IEEE J Biomed Health Inform. 2020 Nov;24(11):3315-3325. doi: 10.1109/JBHI.2020.2983365. Epub 2020 Nov 4.
Understanding the chemical-disease relations (CDR) is a crucial task in various biomedical domains. Manual mining of these information from biomedical literature is costly and time-consuming. To address these issues, various researches have been carried out to design an efficient automatic tool. In this paper, we propose a multi-view based deep neural network model for CDR task. Typically, multiple representations (or views) of the datasets are not available for this task. So, we train multiple conceptually different deep neural network models on the dataset to generate different abstract features, treated as different views. A novel loss function, "Penalized LF", is defined to address the problem of imbalance dataset. The proposed loss function is generic in nature. The model is designed as a combination of Convolution Neural Network (CNN) and Bidirectional Long Short Term Memory (Bi-LSTM) network along with a Multi-Layer Perceptron (MLP). To show the efficacy of our proposed model, we have compared it with six baseline models and other state-of-the-art techniques, on "chemicals-and-disease-DFE" dataset, a free text dataset created by Li et al. from BioCreative V Chemical Disease Relation dataset.
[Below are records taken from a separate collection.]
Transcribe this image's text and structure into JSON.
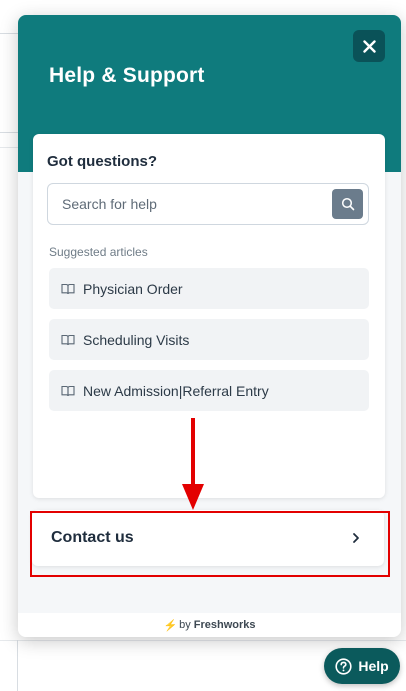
{
  "widget": {
    "title": "Help & Support",
    "close_icon": "close-icon",
    "card": {
      "title": "Got questions?",
      "search": {
        "placeholder": "Search for help",
        "value": "",
        "icon": "search-icon"
      },
      "section_label": "Suggested articles",
      "articles": [
        {
          "label": "Physician Order",
          "icon": "book-icon"
        },
        {
          "label": "Scheduling Visits",
          "icon": "book-icon"
        },
        {
          "label": "New Admission|Referral Entry",
          "icon": "book-icon"
        }
      ]
    },
    "contact": {
      "label": "Contact us",
      "icon": "chevron-right-icon"
    },
    "footer": {
      "prefix": "by",
      "brand": "Freshworks",
      "icon": "bolt-icon"
    }
  },
  "launcher": {
    "label": "Help",
    "icon": "question-circle-icon"
  },
  "colors": {
    "header": "#0f7b7d",
    "close_button": "#0a5258",
    "launcher": "#0b5a5c",
    "annotation": "#e30000",
    "bolt": "#f5b400"
  }
}
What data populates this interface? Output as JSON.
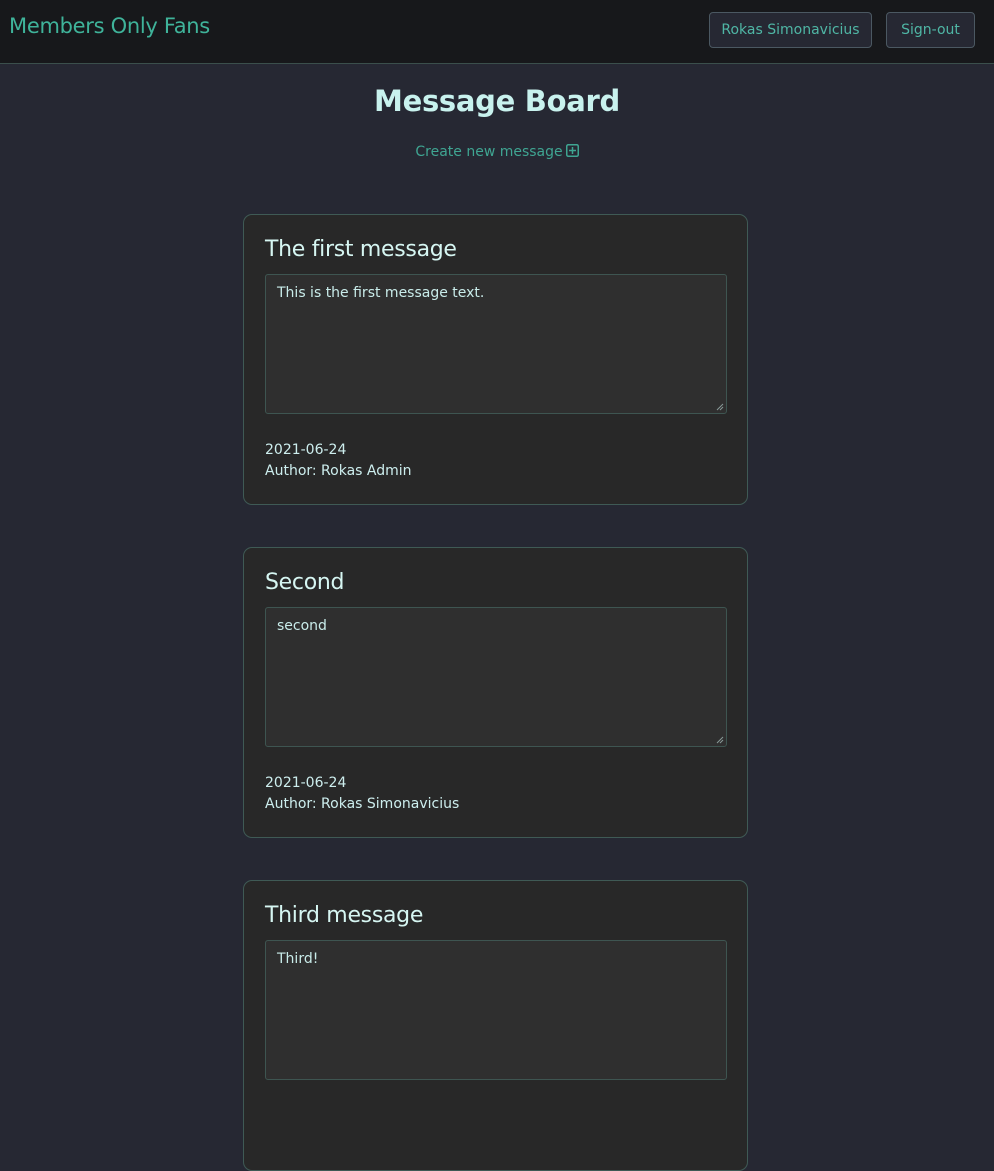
{
  "navbar": {
    "brand": "Members Only Fans",
    "user_label": "Rokas Simonavicius",
    "signout_label": "Sign-out"
  },
  "page": {
    "title": "Message Board",
    "create_label": "Create new message"
  },
  "messages": [
    {
      "title": "The first message",
      "body": "This is the first message text.",
      "date": "2021-06-24",
      "author": "Author: Rokas Admin"
    },
    {
      "title": "Second",
      "body": "second",
      "date": "2021-06-24",
      "author": "Author: Rokas Simonavicius"
    },
    {
      "title": "Third message",
      "body": "Third!",
      "date": "",
      "author": ""
    }
  ],
  "colors": {
    "page_background": "#262833",
    "navbar_background": "#17181b",
    "accent": "#3fb39a",
    "card_background": "#282828",
    "card_border": "#3f5a55",
    "heading_text": "#c8f2ee"
  }
}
Results show that the proposed model attains highest F1-score for individual classes, proving its efficiency in handling class imbalance problem in the dataset. To further demonstrate the efficacy of the proposed model, we have presented results on BioCreative V dataset and two Protein-Protein Interaction Identification (PPI) datasets, viz., AiMed and BioInfer. All these results are also compared with the state-of-the-art models.
理解化学-疾病关系(CDR)是各个生物医学领域的一项关键任务。从生物医学文献中手动挖掘这些信息既昂贵又耗时。为了解决这些问题,已经进行了各种研究来设计有效的自动工具。在本文中,我们提出了一种基于多视图的深度神经网络模型来进行 CDR 任务。通常,对于这个任务,数据集没有多个表示(或视图)。因此,我们在数据集上训练多个概念上不同的深度神经网络模型,以生成不同的抽象特征,视为不同的视图。我们定义了一个新的损失函数“惩罚 LF”来解决数据集不平衡的问题。该提出的损失函数具有通用性。该模型设计为卷积神经网络(CNN)和双向长短期记忆(Bi-LSTM)网络与多层感知器(MLP)的组合。为了展示我们提出的模型的有效性,我们将其与六个基线模型和其他最先进的技术在“chemicals-and-disease-DFE”数据集上进行了比较,该数据集是由 Li 等人从 BioCreative V Chemical Disease Relation 数据集创建的自由文本数据集。结果表明,所提出的模型在各个类别的 F1 得分最高,证明了其在处理数据集中类不平衡问题的效率。为了进一步证明所提出的模型的有效性,我们还在 BioCreative V 数据集和两个蛋白质-蛋白质相互作用识别(PPI)数据集 AiMed 和 BioInfer 上展示了结果。所有这些结果也与最先进的模型进行了比较。